JFI and Berggruen Institute Launch Series on Practical Pathways to Public Banking

Christopher Eldred

Media Contact
Chris Eldred

 

Molly Dektar

Forthcoming publications lay out playbook for how a publicly-owned bank could unlock solutions to Los Angeles’ pressing challenges; new digital tool will power analysis for policymakers and advocates

 

JFI and the Berggruen Institute today announce a joint report series to assist renewed efforts by the Los Angeles City Council to establish a public bank.
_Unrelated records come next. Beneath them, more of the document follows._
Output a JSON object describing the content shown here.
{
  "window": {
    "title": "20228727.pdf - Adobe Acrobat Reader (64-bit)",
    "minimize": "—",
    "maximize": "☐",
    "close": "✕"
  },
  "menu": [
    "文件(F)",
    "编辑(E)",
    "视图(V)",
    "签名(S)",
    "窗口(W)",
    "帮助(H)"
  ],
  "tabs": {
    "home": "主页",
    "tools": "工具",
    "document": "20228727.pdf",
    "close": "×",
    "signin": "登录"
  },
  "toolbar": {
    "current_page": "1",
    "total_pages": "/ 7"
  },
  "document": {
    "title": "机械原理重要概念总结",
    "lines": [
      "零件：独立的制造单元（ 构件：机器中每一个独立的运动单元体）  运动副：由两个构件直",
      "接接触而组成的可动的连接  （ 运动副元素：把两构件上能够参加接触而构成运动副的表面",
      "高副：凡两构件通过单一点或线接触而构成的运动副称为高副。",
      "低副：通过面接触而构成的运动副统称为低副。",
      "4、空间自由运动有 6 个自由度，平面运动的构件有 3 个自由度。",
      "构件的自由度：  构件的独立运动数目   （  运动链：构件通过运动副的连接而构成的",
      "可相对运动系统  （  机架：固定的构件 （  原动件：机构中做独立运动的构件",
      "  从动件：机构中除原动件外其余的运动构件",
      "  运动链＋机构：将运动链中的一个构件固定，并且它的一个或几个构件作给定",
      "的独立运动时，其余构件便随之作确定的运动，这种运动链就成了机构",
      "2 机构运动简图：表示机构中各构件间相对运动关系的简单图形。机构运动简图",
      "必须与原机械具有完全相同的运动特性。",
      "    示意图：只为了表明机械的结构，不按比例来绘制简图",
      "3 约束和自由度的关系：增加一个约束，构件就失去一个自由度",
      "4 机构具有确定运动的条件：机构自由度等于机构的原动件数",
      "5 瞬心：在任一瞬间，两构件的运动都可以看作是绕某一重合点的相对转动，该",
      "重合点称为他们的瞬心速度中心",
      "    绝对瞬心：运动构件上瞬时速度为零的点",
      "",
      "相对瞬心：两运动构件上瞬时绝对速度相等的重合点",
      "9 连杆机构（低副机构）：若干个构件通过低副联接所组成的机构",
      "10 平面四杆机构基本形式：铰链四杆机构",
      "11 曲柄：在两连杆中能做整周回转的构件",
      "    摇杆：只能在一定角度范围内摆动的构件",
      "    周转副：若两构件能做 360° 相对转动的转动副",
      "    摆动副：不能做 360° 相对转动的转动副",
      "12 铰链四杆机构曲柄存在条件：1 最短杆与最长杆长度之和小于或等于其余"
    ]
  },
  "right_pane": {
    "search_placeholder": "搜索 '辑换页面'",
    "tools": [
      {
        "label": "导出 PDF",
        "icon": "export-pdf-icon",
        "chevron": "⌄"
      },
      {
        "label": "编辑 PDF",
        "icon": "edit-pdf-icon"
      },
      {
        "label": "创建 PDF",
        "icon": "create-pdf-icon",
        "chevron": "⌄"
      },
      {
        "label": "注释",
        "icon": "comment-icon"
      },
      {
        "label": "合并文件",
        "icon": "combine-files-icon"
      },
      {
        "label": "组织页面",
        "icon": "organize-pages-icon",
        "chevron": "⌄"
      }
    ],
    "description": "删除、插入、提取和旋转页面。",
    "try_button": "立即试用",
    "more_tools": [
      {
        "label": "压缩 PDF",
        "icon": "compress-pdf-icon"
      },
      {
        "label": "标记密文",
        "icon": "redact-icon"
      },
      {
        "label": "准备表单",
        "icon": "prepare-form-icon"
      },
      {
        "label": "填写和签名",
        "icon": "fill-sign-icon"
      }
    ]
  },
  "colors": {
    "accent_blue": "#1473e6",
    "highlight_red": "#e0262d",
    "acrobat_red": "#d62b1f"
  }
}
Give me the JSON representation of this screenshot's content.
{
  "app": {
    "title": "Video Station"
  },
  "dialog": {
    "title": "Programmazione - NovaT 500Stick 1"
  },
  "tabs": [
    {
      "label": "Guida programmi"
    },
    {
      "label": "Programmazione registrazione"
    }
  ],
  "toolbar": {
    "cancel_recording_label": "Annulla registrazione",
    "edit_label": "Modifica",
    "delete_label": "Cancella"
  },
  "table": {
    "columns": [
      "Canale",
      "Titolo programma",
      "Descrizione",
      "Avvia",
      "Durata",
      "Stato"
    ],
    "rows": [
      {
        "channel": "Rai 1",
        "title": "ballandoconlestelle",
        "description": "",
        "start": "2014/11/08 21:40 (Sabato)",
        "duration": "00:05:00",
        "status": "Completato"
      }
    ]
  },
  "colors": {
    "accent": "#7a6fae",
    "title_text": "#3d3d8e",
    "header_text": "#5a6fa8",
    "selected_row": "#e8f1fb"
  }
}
The series, with an introductory working paper released today, describes viable approaches the city could take to setting up and administering a municipally-owned financial institution; and analyzes the impact of new lending programs on affordable housing, small business, and green energy.

The Los Angeles City Council began a Request for Proposals process for a viability study and business plan by unanimous vote in October 2021, and efforts to produce these materials are beginning to take shape this year. This series of parallel JFI-Berggruen Institute reports, to be published through May of this year, give researchers, advocates, and the city a template for the programs and administrative structure of such a bank that can best serve the public interest.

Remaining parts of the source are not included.